Doch Friedrich Merz wäre nicht Friedrich Merz, wenn er sich mit der Verwaltung und Expansion des Merkel-Scholz-Erbes begnügen würde.
Lars Klingbeil und Friedrich Merz suchen weiterhin nach Geld für ihren Haushalt.
Ganz beiläufig entledigt sich der Meisterstratege der wirklich allerletzten Grundprinzipien der CDU. Im Deutschen Bundestag bejahte er die Frage von Beatrix von Storch, ob er guten Gewissens eine Frau zur Bundesverfassungsrichterin erklären könne, die vor der Geburt keine Menschenwürde sieht und Abtreibungen vor der Geburt für rechtlich zulässig hält. Ganz beiläufig und ohne die Involvierung seiner Partei stoppte er die Waffenlieferungen an Israel.
Als am 7. Oktober 2023 Hamas-Fans zur „Feier des Tages“ Bonbons in der Berliner Sonnenallee verteilten, war die Empörung noch groß. Nun verteilt Friedrich Merz mit seiner unsäglichen Koalition politische Bonbons nicht an Berliner Zivilisten, sondern an die Hamas-Terroristen. Eine Belohnung für das Durchhalten, für das Verstecken hinter Zivilisten, für das Behalten von Geiseln. Begründet wird das von Merz unter anderem mit der Angst vor Ausschreitungen in Deutschland: „Diese Eskalation trägt auch zur Verschärfung gesellschaftlicher Konflikte in Deutschland und Europa bei, die wir auch im Sinne unserer Verpflichtung gegenüber dem Staat Israel vermeiden müssen.“
Im Klartext: Sich verteidigende Juden sind schuld am Antisemitismus in Deutschland.

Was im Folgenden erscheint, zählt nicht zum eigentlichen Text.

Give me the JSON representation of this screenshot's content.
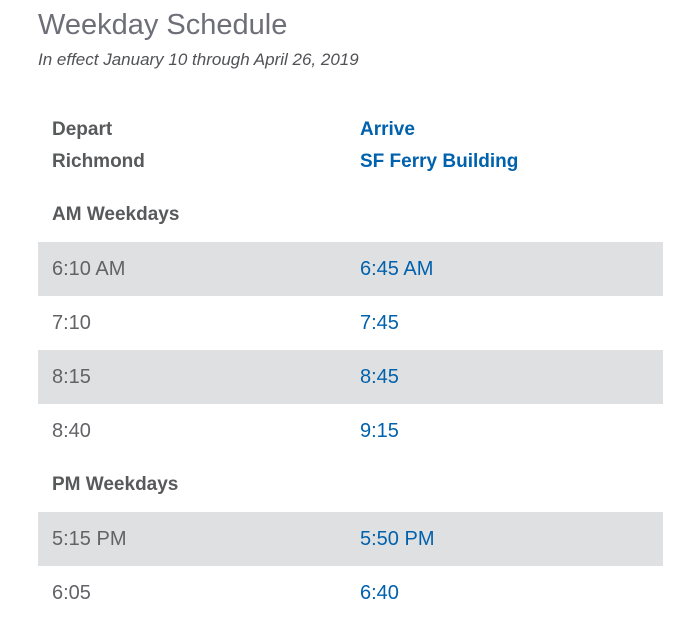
{
  "page": {
    "title": "Weekday Schedule",
    "subtitle": "In effect January 10 through April 26, 2019"
  },
  "table": {
    "depart_header": "Depart",
    "depart_location": "Richmond",
    "arrive_header": "Arrive",
    "arrive_location": "SF Ferry Building",
    "sections": [
      {
        "label": "AM Weekdays",
        "rows": [
          {
            "depart": "6:10 AM",
            "arrive": "6:45 AM"
          },
          {
            "depart": "7:10",
            "arrive": "7:45"
          },
          {
            "depart": "8:15",
            "arrive": "8:45"
          },
          {
            "depart": "8:40",
            "arrive": "9:15"
          }
        ]
      },
      {
        "label": "PM Weekdays",
        "rows": [
          {
            "depart": "5:15 PM",
            "arrive": "5:50 PM"
          },
          {
            "depart": "6:05",
            "arrive": "6:40"
          }
        ]
      }
    ]
  },
  "colors": {
    "title_gray": "#6d6e78",
    "text_gray": "#58595b",
    "accent_blue": "#0061ad",
    "stripe_gray": "#dfe0e1"
  }
}
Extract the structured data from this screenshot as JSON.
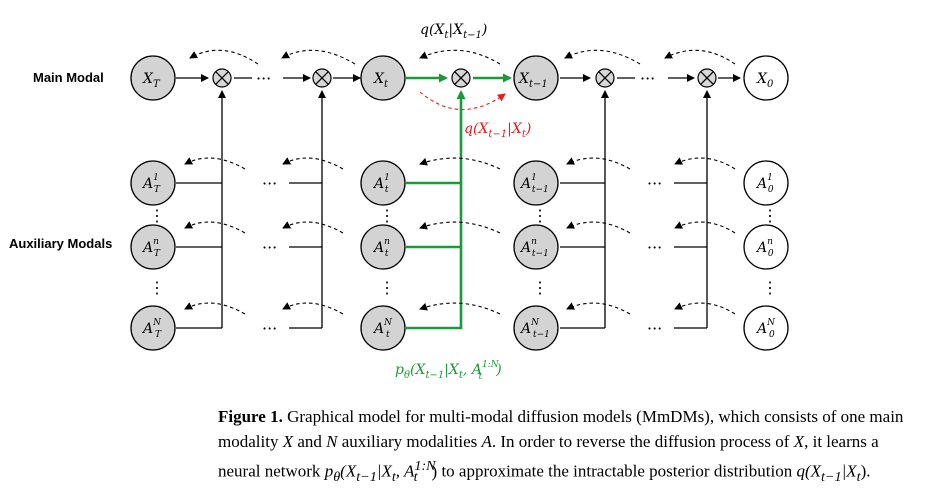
{
  "row_labels": {
    "main": "Main Modal",
    "auxiliary": "Auxiliary Modals"
  },
  "nodes": {
    "main": [
      {
        "id": "XT",
        "base": "X",
        "sub": "T",
        "sup": ""
      },
      {
        "id": "Xt",
        "base": "X",
        "sub": "t",
        "sup": ""
      },
      {
        "id": "Xt1",
        "base": "X",
        "sub": "t−1",
        "sup": ""
      },
      {
        "id": "X0",
        "base": "X",
        "sub": "0",
        "sup": ""
      }
    ],
    "aux_row1": [
      {
        "id": "AT1",
        "base": "A",
        "sub": "T",
        "sup": "1"
      },
      {
        "id": "At1",
        "base": "A",
        "sub": "t",
        "sup": "1"
      },
      {
        "id": "At11",
        "base": "A",
        "sub": "t−1",
        "sup": "1"
      },
      {
        "id": "A01",
        "base": "A",
        "sub": "0",
        "sup": "1"
      }
    ],
    "aux_rown": [
      {
        "id": "ATn",
        "base": "A",
        "sub": "T",
        "sup": "n"
      },
      {
        "id": "Atn",
        "base": "A",
        "sub": "t",
        "sup": "n"
      },
      {
        "id": "At1n",
        "base": "A",
        "sub": "t−1",
        "sup": "n"
      },
      {
        "id": "A0n",
        "base": "A",
        "sub": "0",
        "sup": "n"
      }
    ],
    "aux_rowN": [
      {
        "id": "ATN",
        "base": "A",
        "sub": "T",
        "sup": "N"
      },
      {
        "id": "AtN",
        "base": "A",
        "sub": "t",
        "sup": "N"
      },
      {
        "id": "At1N",
        "base": "A",
        "sub": "t−1",
        "sup": "N"
      },
      {
        "id": "A0N",
        "base": "A",
        "sub": "0",
        "sup": "N"
      }
    ]
  },
  "combine_symbol": "⊗",
  "ellipsis_h": "···",
  "ellipsis_v": "⋮",
  "labels": {
    "forward": {
      "base": "q(X",
      "sub1": "t",
      "mid": "|X",
      "sub2": "t−1",
      "end": ")"
    },
    "posterior": {
      "base": "q(X",
      "sub1": "t−1",
      "mid": "|X",
      "sub2": "t",
      "end": ")"
    },
    "reverse": {
      "p": "p",
      "theta": "θ",
      "base": "(X",
      "sub1": "t−1",
      "mid": "|X",
      "sub2": "t",
      "mid2": ", A",
      "sup3": "1:N",
      "sub3": "t",
      "end": ")"
    }
  },
  "colors": {
    "green": "#1a9a3a",
    "red": "#e02020",
    "node_fill": "#d3d3d3"
  },
  "caption": {
    "figure_label": "Figure 1.",
    "line1": "Graphical model for multi-modal diffusion models (MmDMs), which consists of one main",
    "line2a": "modality ",
    "var_X": "X",
    "line2b": " and ",
    "var_N": "N",
    "line2c": " auxiliary modalities ",
    "var_A": "A",
    "line2d": ". In order to reverse the diffusion process of ",
    "var_X2": "X",
    "line2e": ", it learns a",
    "line3a": "neural network ",
    "line3_p": "p",
    "line3_theta": "θ",
    "line3_expr": "(X",
    "line3_sub1": "t−1",
    "line3_mid": "|X",
    "line3_sub2": "t",
    "line3_comma": ", A",
    "line3_sup3": "1:N",
    "line3_sub3": "t",
    "line3_end": ")",
    "line3b": " to approximate the intractable posterior distribution ",
    "line3_q": "q(X",
    "line3_qsub1": "t−1",
    "line3_qmid": "|X",
    "line3_qsub2": "t",
    "line3_qend": ")."
  }
}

Ein historischer Bruch mit der Unionslinie, ein historisches Einknicken vor islamistischen Terroristen, ein moralischer Abgrund. Der Oppositions-Merz hätte so einen Vorgang bei Olaf Scholz genüsslich zerlegt und als Beleg für dessen fehlende Eignung als Bundeskanzler gesehen.Grundlegend lag ich im März richtig mit meiner Beurteilung des Sondierungspapiers, diese geistig-moralischen Fehlleistungen hätte ich mir allerdings nicht vorstellen können. Die meisten CDU-Mitglieder, die für Friedrich Merz Wahlkampf gemacht haben, wohl auch nicht.
Gäbe es eine Probezeit für Bundeskanzler, nach deren Vollendung sie nochmals eine Mehrheit im Parlament bekommen müssten, Friedrich Merz wäre in ein paar Tagen kein Bundeskanzler mehr. Wofür Angela Merkel zehn Jahre brauchte, schaffte der als Anti-Merkel gestartete Merz in drei Monaten: den Bruch mit sämtlichen Wahlversprechen und Prinzipien sowie die Offenlegung der eigenen Inkompetenz.

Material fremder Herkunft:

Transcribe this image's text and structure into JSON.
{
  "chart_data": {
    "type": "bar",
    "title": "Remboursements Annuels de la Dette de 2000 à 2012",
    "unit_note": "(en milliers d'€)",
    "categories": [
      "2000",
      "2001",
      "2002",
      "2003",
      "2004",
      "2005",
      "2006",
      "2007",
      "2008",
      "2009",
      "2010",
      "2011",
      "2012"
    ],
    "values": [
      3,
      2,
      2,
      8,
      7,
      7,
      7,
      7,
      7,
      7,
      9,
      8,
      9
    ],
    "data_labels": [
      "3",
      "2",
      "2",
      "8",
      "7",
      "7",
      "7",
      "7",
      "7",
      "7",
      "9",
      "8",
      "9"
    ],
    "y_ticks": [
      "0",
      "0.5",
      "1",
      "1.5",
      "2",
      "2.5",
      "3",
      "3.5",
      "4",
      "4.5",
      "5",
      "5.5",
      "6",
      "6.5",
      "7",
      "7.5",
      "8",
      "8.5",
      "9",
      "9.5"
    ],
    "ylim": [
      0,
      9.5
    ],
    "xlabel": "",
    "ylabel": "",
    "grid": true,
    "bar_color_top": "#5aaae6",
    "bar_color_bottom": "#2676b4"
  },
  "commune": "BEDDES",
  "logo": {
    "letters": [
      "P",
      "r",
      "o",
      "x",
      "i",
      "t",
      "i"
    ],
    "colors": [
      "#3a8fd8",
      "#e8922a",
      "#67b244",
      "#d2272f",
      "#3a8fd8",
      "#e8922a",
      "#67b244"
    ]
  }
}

Ich habe wenig Lust, mir diese Koalition, diese erkenntnisbefreiten Gesichter, diese hilflosen Sätze und diese lernresistente Politik vier Jahre lang antun zu müssen. Nach nicht einmal 100 Tagen ist schon alles klar. Friedrich Merz kann es nicht. Schwarz-Rot kann es nicht. Die Wähler wurden insbesondere von der Union betrogen. Nicht umsonst befinden sich die Zufriedenheitswerte dieser Regierung in allen Umfragen im Keller. Schwarz-Rot hat jetzt schon keine Legitimation mehr.

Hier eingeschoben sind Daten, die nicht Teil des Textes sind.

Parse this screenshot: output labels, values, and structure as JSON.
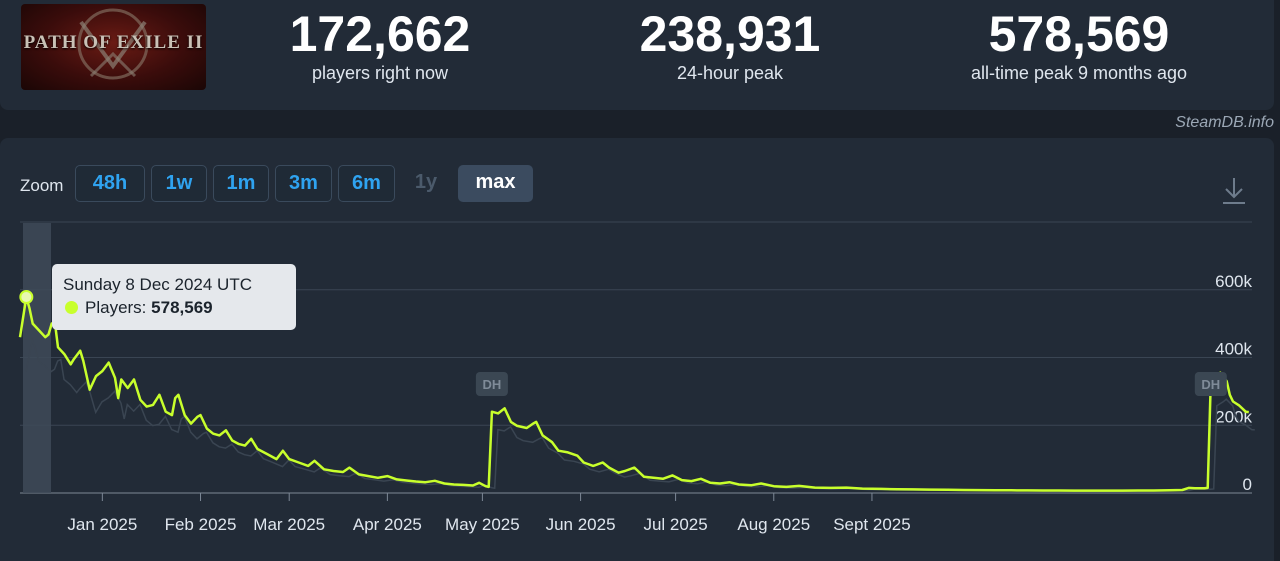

Können wir uns die nächsten Jahre nicht ersparen? Müssen wir dem Zug wirklich in Zeitlupe beim Entgleisen zusehen? Das ist doch würdelos. Bei der letzten Forsa-Umfrage mit der Fragestellung „Welcher Partei trauen Sie zu, mit den Problemen in Deutschland am besten fertigzuwerden?“ antworteten 51 Prozent der Befragten mit „Keiner Partei“. Vielleicht sollten wir diese „Keine Partei“ mal regieren lassen. Einen Versuch ist es wert.